Las ceremonias y el limpiarse muy despacio los dientes (con esa "gravedad sosegada" que elogió Castiglione) estaban bien para los grandes. Pero es como si cada español se hubiera sentido entonces un grande. Para el resto de Europa, los españoles eran los fanfarrones por antonomasia, los Rodomontes reencarnados (Rodomonte es el caudillo de alma "altiva y orgullosa" que muere a manos de Ruggiero al final del Orlando furioso) A fines del siglo XVI comenzaron a circular en todas partes, menos en España, en un castellano no siempre muy fluido, y con traducción a la lengua del país en que se imprimían, series de Rodomontadas españolas, frases pronunciadas por "el Capitán don Diego de Esferamonte y Escarabombardón", o bien por "los muy espantosos, terribles e invincibles capitanes Matamoros, Crocodilo y Rajabroqueles", de las cuales vale la pena leer algunos ejemplos:

¿Qual será aquella grandíssima desvergonçada que no se enamorará deste muslo esforçado, deste braço poderoso, deste pecho lleno de fuerças y valentía?...

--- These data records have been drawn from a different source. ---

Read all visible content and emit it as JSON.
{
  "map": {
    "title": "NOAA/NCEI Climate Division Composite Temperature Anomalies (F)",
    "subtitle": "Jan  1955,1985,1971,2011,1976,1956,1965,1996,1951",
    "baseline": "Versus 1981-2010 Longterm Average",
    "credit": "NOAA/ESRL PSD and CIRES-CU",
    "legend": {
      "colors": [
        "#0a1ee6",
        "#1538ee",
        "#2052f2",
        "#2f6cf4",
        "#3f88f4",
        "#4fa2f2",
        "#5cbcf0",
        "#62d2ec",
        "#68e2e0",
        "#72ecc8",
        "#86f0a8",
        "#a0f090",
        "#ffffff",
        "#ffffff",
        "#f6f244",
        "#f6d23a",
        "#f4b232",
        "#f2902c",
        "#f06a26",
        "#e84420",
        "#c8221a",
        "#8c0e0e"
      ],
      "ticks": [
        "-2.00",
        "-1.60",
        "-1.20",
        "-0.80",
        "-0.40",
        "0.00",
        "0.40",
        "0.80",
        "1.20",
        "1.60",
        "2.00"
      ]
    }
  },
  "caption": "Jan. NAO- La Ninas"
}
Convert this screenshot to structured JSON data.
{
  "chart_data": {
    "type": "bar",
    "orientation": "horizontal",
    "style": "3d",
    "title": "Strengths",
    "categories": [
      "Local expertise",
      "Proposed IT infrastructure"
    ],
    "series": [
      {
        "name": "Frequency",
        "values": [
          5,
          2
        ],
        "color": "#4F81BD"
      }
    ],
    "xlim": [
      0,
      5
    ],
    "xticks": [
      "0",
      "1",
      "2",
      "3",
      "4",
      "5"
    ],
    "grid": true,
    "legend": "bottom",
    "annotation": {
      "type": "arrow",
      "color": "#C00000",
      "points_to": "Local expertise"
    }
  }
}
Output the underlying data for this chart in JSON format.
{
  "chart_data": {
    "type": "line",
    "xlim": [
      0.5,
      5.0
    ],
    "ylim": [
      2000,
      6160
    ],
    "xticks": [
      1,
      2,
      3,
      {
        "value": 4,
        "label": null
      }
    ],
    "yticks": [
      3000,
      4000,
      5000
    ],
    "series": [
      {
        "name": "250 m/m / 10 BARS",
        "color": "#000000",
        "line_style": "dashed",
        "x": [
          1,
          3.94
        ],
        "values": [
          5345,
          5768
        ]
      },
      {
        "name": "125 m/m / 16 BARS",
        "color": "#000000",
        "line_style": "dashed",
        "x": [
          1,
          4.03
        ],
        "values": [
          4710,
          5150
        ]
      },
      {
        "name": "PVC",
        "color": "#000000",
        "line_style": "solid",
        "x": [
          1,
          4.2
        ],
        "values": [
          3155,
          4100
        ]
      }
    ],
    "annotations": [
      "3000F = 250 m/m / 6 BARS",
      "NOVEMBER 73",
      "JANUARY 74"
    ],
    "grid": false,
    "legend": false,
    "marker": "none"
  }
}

Voto a Dios, bellaco, si voy allá te daré tal bastonada con este palo, que te haré entrar seis pies dentro de tierra, que no te quedara mas del braço derecho afuera para quitarme el sombrero [= para quitarte el sombrero en honor mío] quando passare.

Si voy a ti, te daré tal puntapié llevándote arriba, que cargado de diez carretadas de pan, más miedo ternás de la hambre que de la caída.

Otro aspecto de lo mismo es la costumbre de las largas sartas de apellidos. Quevedo la satirizó en el Buscón, donde hay un personaje llamado Don Toribio Rodríguez Vallejo Gómez de Ampuero y Jordán ("no se vio jamás nombre tan campanudo, porque acababa en dan y empezaba en don, como son de badajo"), pero fueron sobre todo extranjeros los que se rieron de ella. Hay en Voltaire un Don Fernando de Ibarra y Figueroa y Mascareñas y Lampourdos y Souza, y en Alexandre Dumas un Don Alfonso Oliferno y Fuentes y Badajoz y Rioles. Uno de los últimos avatares de esa imagen es el nombre que da James Joyce, en un pasaje del Ulysses, al representante de España ante una especie de concilio: Señor Hidalgo Caballero Don pecadillo y Palabras y Paternoster de la Malora de la Malaria.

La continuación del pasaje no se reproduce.